By Dan Gelston  // AP Sports Writer

ATLANTIC CITY, N.J. (AP) Kayla Harrison made an Army veteran tap out and moved closer to cashing in on the richest fight of her pro career: her search for gold over, Harrison can stake her claim to $1 million in the PFL (Professional Fighters League) Championship.

Harrison, a two-time judo Olympic gold medalist, has been the face of the MMA promotion that pushes playoffs and a championship format that ends Dec. 31 in New York with a $1 million prize for each of its six weight class champions.

Harrison (5-0) expects to ring in the New Year a champion, and a submission win over Morgan Frier on Thursday night helped clinch the No. 2 seed in the women’s lightweight division. Sarah Kaufman, a former UFC fighter, holds the top spot in the points standings and could be on course for a championship fight against Harrison.
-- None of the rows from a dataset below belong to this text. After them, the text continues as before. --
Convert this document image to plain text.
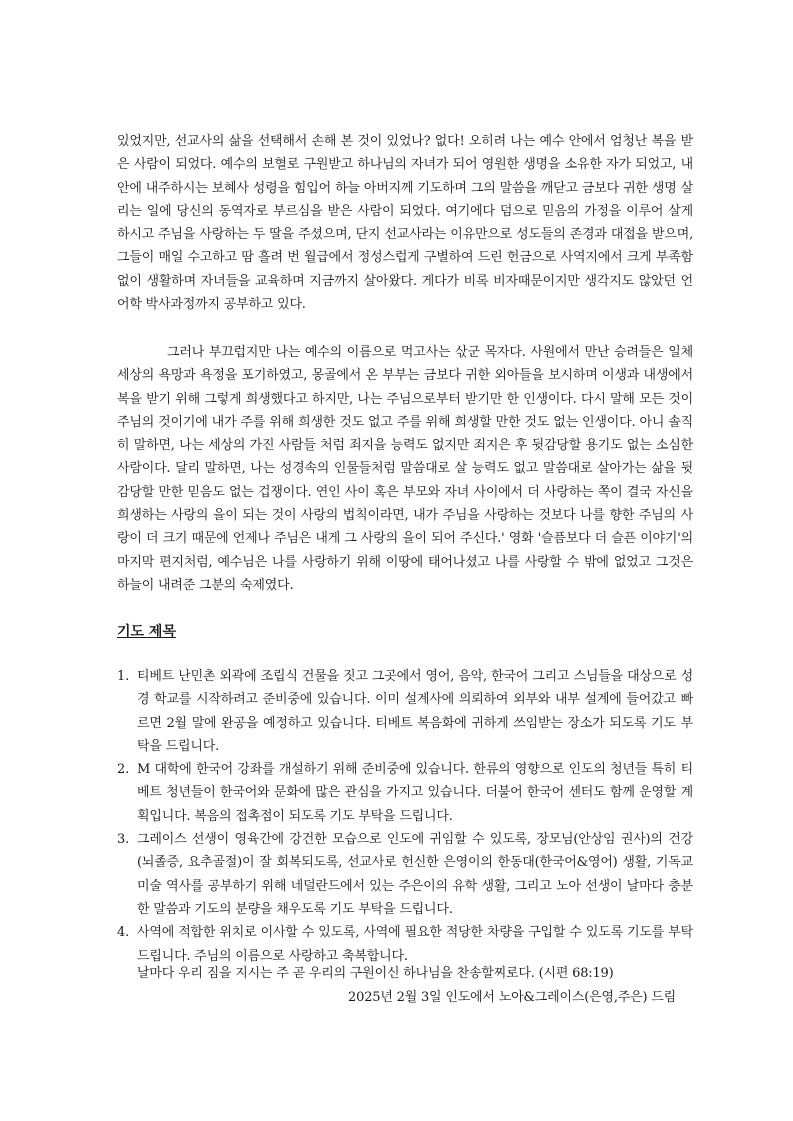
있었지만, 선교사의 삶을 선택해서 손해 본 것이 있었나? 없다! 오히려 나는 예수 안에서 엄청난 복을 받은 사람이 되었다. 예수의 보혈로 구원받고 하나님의 자녀가 되어 영원한 생명을 소유한 자가 되었고, 내 안에 내주하시는 보혜사 성령을 힘입어 하늘 아버지께 기도하며 그의 말씀을 깨닫고 금보다 귀한 생명 살리는 일에 당신의 동역자로 부르심을 받은 사람이 되었다. 여기에다 덤으로 믿음의 가정을 이루어 살게 하시고 주님을 사랑하는 두 딸을 주셨으며, 단지 선교사라는 이유만으로 성도들의 존경과 대접을 받으며, 그들이 매일 수고하고 땀 흘려 번 월급에서 정성스럽게 구별하여 드린 헌금으로 사역지에서 크게 부족함 없이 생활하며 자녀들을 교육하며 지금까지 살아왔다. 게다가 비록 비자때문이지만 생각지도 않았던 언어학 박사과정까지 공부하고 있다.

그러나 부끄럽지만 나는 예수의 이름으로 먹고사는 삯군 목자다. 사원에서 만난 승려들은 일체 세상의 욕망과 욕정을 포기하였고, 몽골에서 온 부부는 금보다 귀한 외아들을 보시하며 이생과 내생에서 복을 받기 위해 그렇게 희생했다고 하지만, 나는 주님으로부터 받기만 한 인생이다. 다시 말해 모든 것이 주님의 것이기에 내가 주를 위해 희생한 것도 없고 주를 위해 희생할 만한 것도 없는 인생이다. 아니 솔직히 말하면, 나는 세상의 가진 사람들 처럼 죄지을 능력도 없지만 죄지은 후 뒷감당할 용기도 없는 소심한 사람이다. 달리 말하면, 나는 성경속의 인물들처럼 말씀대로 살 능력도 없고 말씀대로 살아가는 삶을 뒷감당할 만한 믿음도 없는 겁쟁이다. 연인 사이 혹은 부모와 자녀 사이에서 더 사랑하는 쪽이 결국 자신을 희생하는 사랑의 을이 되는 것이 사랑의 법칙이라면, 내가 주님을 사랑하는 것보다 나를 향한 주님의 사랑이 더 크기 때문에 언제나 주님은 내게 그 사랑의 을이 되어 주신다.' 영화 '슬픔보다 더 슬픈 이야기'의 마지막 편지처럼, 예수님은 나를 사랑하기 위해 이땅에 태어나셨고 나를 사랑할 수 밖에 없었고 그것은 하늘이 내려준 그분의 숙제였다.

기도 제목
1. 티베트 난민촌 외곽에 조립식 건물을 짓고 그곳에서 영어, 음악, 한국어 그리고 스님들을 대상으로 성경 학교를 시작하려고 준비중에 있습니다. 이미 설계사에 의뢰하여 외부와 내부 설계에 들어갔고 빠르면 2월 말에 완공을 예정하고 있습니다. 티베트 복음화에 귀하게 쓰임받는 장소가 되도록 기도 부탁을 드립니다.
2. M 대학에 한국어 강좌를 개설하기 위해 준비중에 있습니다. 한류의 영향으로 인도의 청년들 특히 티베트 청년들이 한국어와 문화에 많은 관심을 가지고 있습니다. 더불어 한국어 센터도 함께 운영할 계획입니다. 복음의 접촉점이 되도록 기도 부탁을 드립니다.
3. 그레이스 선생이 영육간에 강건한 모습으로 인도에 귀임할 수 있도록, 장모님(안상임 권사)의 건강(뇌졸증, 요추골절)이 잘 회복되도록, 선교사로 헌신한 은영이의 한동대(한국어&영어) 생활, 기독교 미술 역사를 공부하기 위해 네덜란드에서 있는 주은이의 유학 생활, 그리고 노아 선생이 날마다 충분한 말씀과 기도의 분량을 채우도록 기도 부탁을 드립니다.
4. 사역에 적합한 위치로 이사할 수 있도록, 사역에 필요한 적당한 차량을 구입할 수 있도록 기도를 부탁드립니다. 주님의 이름으로 사랑하고 축복합니다.

날마다 우리 짐을 지시는 주 곧 우리의 구원이신 하나님을 찬송할찌로다. (시편 68:19)

2025년 2월 3일 인도에서 노아&그레이스(은영,주은) 드림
“It’s going to be the PFL’s dream,” Harrison yelled inside the cage, “and I’m going to be a millionaire!”

The PFL held the first of three straight regular-season cards at Ovation Hall (inside Ocean Casino Resort) that would set the playoff field for three fight nights in October in Las Vegas. The top eight fighters in the five men’s divisions have to win two bouts in one night to earn a berth in the finals.

Launched last season out of the ashes of World Series of Fighting, the PFL entered a second season with the championship bouts set to run this year at the Hulu Theatre in Madison Square Garden on ESPN2. PFL, which counts comedian Kevin Hart among its celebrity investors, reached a multi-year deal with the network to air fights on ESPN and the streaming ESPN-plus service‚ the same TV home as industry leader UFC.

The 29-year-old Harrison was the main attraction of an eight-fight card (Kaufman was a walkover winner) that had early bouts run on ESPN-plus and four fights in primetime on ESPN2.

Still very raw in the cage, PFL has built a 155-pound division around Harrison. No U.S. judoka‚ male or female‚ had ever won an Olympic gold medal before Harrison beat Britain’s Gemma Gibbons to win the women’s 78-kilogram and under division at the 2012 Olympics in London. She won gold again four years later at the Rio de Janeiro Games and made her MMA debut last year.

All Harrison cares about is the next fight, and some big bucks in her pocket to go with the gold around her neck.